Si te fijas bien, todos tienen los agujeros en la nuca. Eso quiere decir que el
victimario, alguien desconocido hasta el momento, utiliza siempre esta misma
técnica. Como si supiera que justo por aquí se accede directamente a la arteria
y a la vena más gruesa del cuerpo. Un conducto directo hacia el corazón de las
víctimas.
Yoryi
asintió colocando sobre el cadáver que yacía sobre la plancha de autopsias boca
abajo. Había un total de diez mesas alineadas una junto a la otra y de manera
equitativa en toda la sala y todas estaban ocupadas. Varias bolsas, con los
cuerpos escrutados, yacían en un rincón. Muy pronto vendrían por ellos porque
todos los familiares de las víctimas estaban afuera del edificio exigiendo se
les entregaran los cuerpos de sus hijos para brindarles una cristiana
sepultura.
Los cadáveres de los bebés no habían sido recogidos
por la policía porque la población se negó en redondo. Además, la madre de uno
de ellos se aferró al cuerpo con uñas y dientes mientras un militar trataba de
arrancárselo. Al final se los dejaron, pero uno de los forenses les tomó
fotografías, al menos al segundo.
El doctor Francisco sacó dichas fotografías y se
las pasó a su pupilo. Éste las tomó y observó.

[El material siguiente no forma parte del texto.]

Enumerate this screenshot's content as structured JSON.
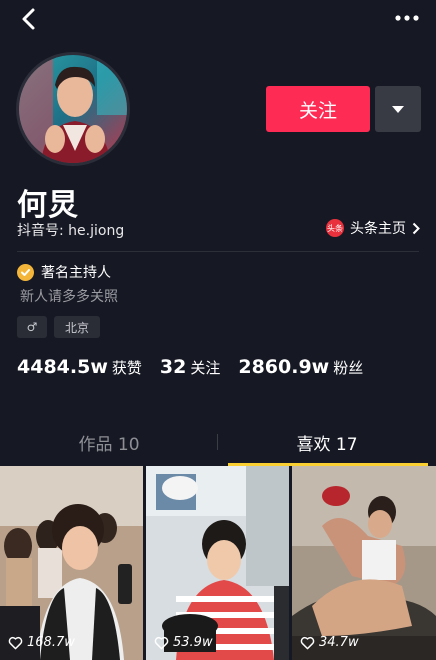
{
  "profile": {
    "name": "何炅",
    "douyin_id": "抖音号: he.jiong",
    "toutiao_badge": "头条",
    "toutiao_link": "头条主页",
    "verified_title": "著名主持人",
    "bio": "新人请多多关照",
    "gender_icon": "♂",
    "location": "北京"
  },
  "actions": {
    "follow_label": "关注"
  },
  "stats": {
    "likes_num": "4484.5w",
    "likes_label": "获赞",
    "following_num": "32",
    "following_label": "关注",
    "followers_num": "2860.9w",
    "followers_label": "粉丝"
  },
  "tabs": {
    "works": "作品 10",
    "likes": "喜欢 17",
    "active": "likes"
  },
  "videos": [
    {
      "likes": "168.7w"
    },
    {
      "likes": "53.9w"
    },
    {
      "likes": "34.7w"
    }
  ],
  "colors": {
    "background": "#161823",
    "follow_red": "#fe2c55",
    "tab_indicator": "#facf32",
    "verified_gold": "#f4b63a"
  }
}
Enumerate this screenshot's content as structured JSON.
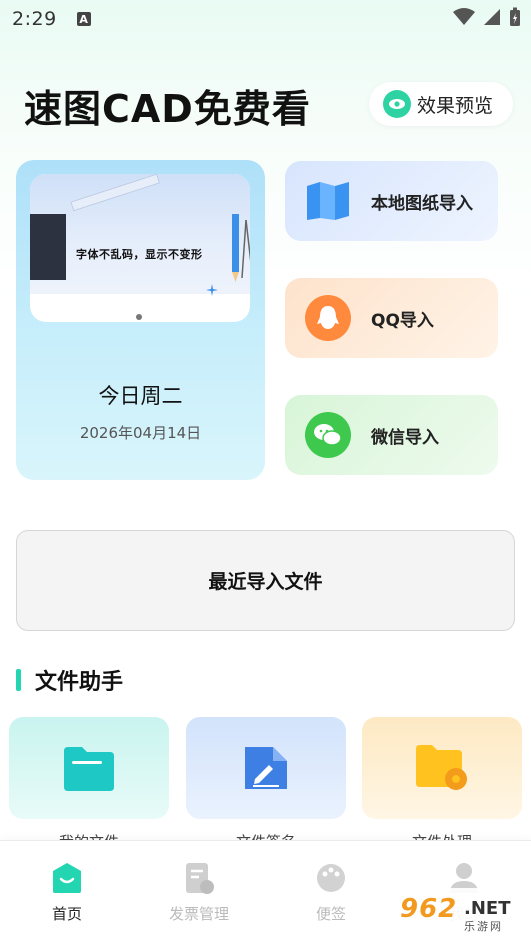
{
  "status_bar": {
    "time": "2:29",
    "notification_letter": "A"
  },
  "header": {
    "title": "速图CAD免费看",
    "preview_button": "效果预览"
  },
  "date_card": {
    "banner_text": "字体不乱码，显示不变形",
    "weekday": "今日周二",
    "date": "2026年04月14日"
  },
  "imports": {
    "local": "本地图纸导入",
    "qq": "QQ导入",
    "wechat": "微信导入"
  },
  "recent": {
    "label": "最近导入文件"
  },
  "assistant": {
    "title": "文件助手",
    "tools": [
      "我的文件",
      "文件签名",
      "文件处理"
    ]
  },
  "nav": {
    "items": [
      "首页",
      "发票管理",
      "便签",
      "我的"
    ],
    "active": "首页"
  },
  "watermark": {
    "number": "962",
    "suffix": ".NET",
    "site": "乐游网"
  },
  "colors": {
    "accent": "#23d5b0",
    "qq": "#ff8a3d",
    "wechat": "#3ec94e",
    "local_map": "#3b93f1"
  }
}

En las imágenes, se podía observar, en efecto, la
misma huella: un par de agujeros practicados con precisión quirúrgica en la
nuca. En la piel del bebé, por ser tan blanca y de características casi
transparentes, las huellas se veían con mayor nitidez, pero en efecto, era el
mismo sitio. Como si quien las hiciera, utilizara aquel punto como objetivo
siempre. La nuca.
Ambos hombres salieron de la sala de autopsias
después de quitarse los gruesos guantes de látex y se dirigieron a la oficina
del doctor. Por el camino pasaron por una especie de centralita donde un hombre
con cara de aburrido les vio llegar.
—Pueden comenzar el proceso de entrega a los
familiares –le dijo.
El otro le pasó un tablero con tres hojas las
cuales el doctor firmó con paciencia. Eran las órdenes, o permisos que servían
como conducto para los familiares. Miró el reloj que estaba en el fondo de una
pared: las seis de la tarde. Había estado con aquellos cuerpos tanto tiempo que
ya no recordaba cuánto.
Entraron en su oficina y ambos buscaron sus sitios
de costumbre: él su cómodo sillón de respaldo alto y Yoryi el asiento frente al
escritorio. Por la ventana cerrada se veían las luces de la ciudad parpadeando
como locas. El doctor abrió su laptop y la encendió.
—¿Qué piensa, doctor? ¿Quién o qué pudo haber hecho
todo eso?
El doctor se acomodó aún más en su sillón apoyando
totalmente su espalda contra el respaldo y juntando las manos al frente apoyó
los codos en la orilla del escritorio. Miró a su pupilo a través de los finos
lentes.
—Este mundo, y el universo en general –dijo con
lentitud— es muy extraño. Las huellas sobre todos los cuerpos señalan la
presencia de un animal. Además hay algunos cabellos diminutos de color blanco
que…
—¿El ser que dijo aquel joven, el hermano del bebé?
–interrumpió Jorge.
—Si viviéramos en un mundo sin lógica esa sería la
respuesta –dijo el doctor sonriendo—. Pero nuestro mundo es lógico y no la
podemos aceptar a pesar de la evidencia. Así de fácil.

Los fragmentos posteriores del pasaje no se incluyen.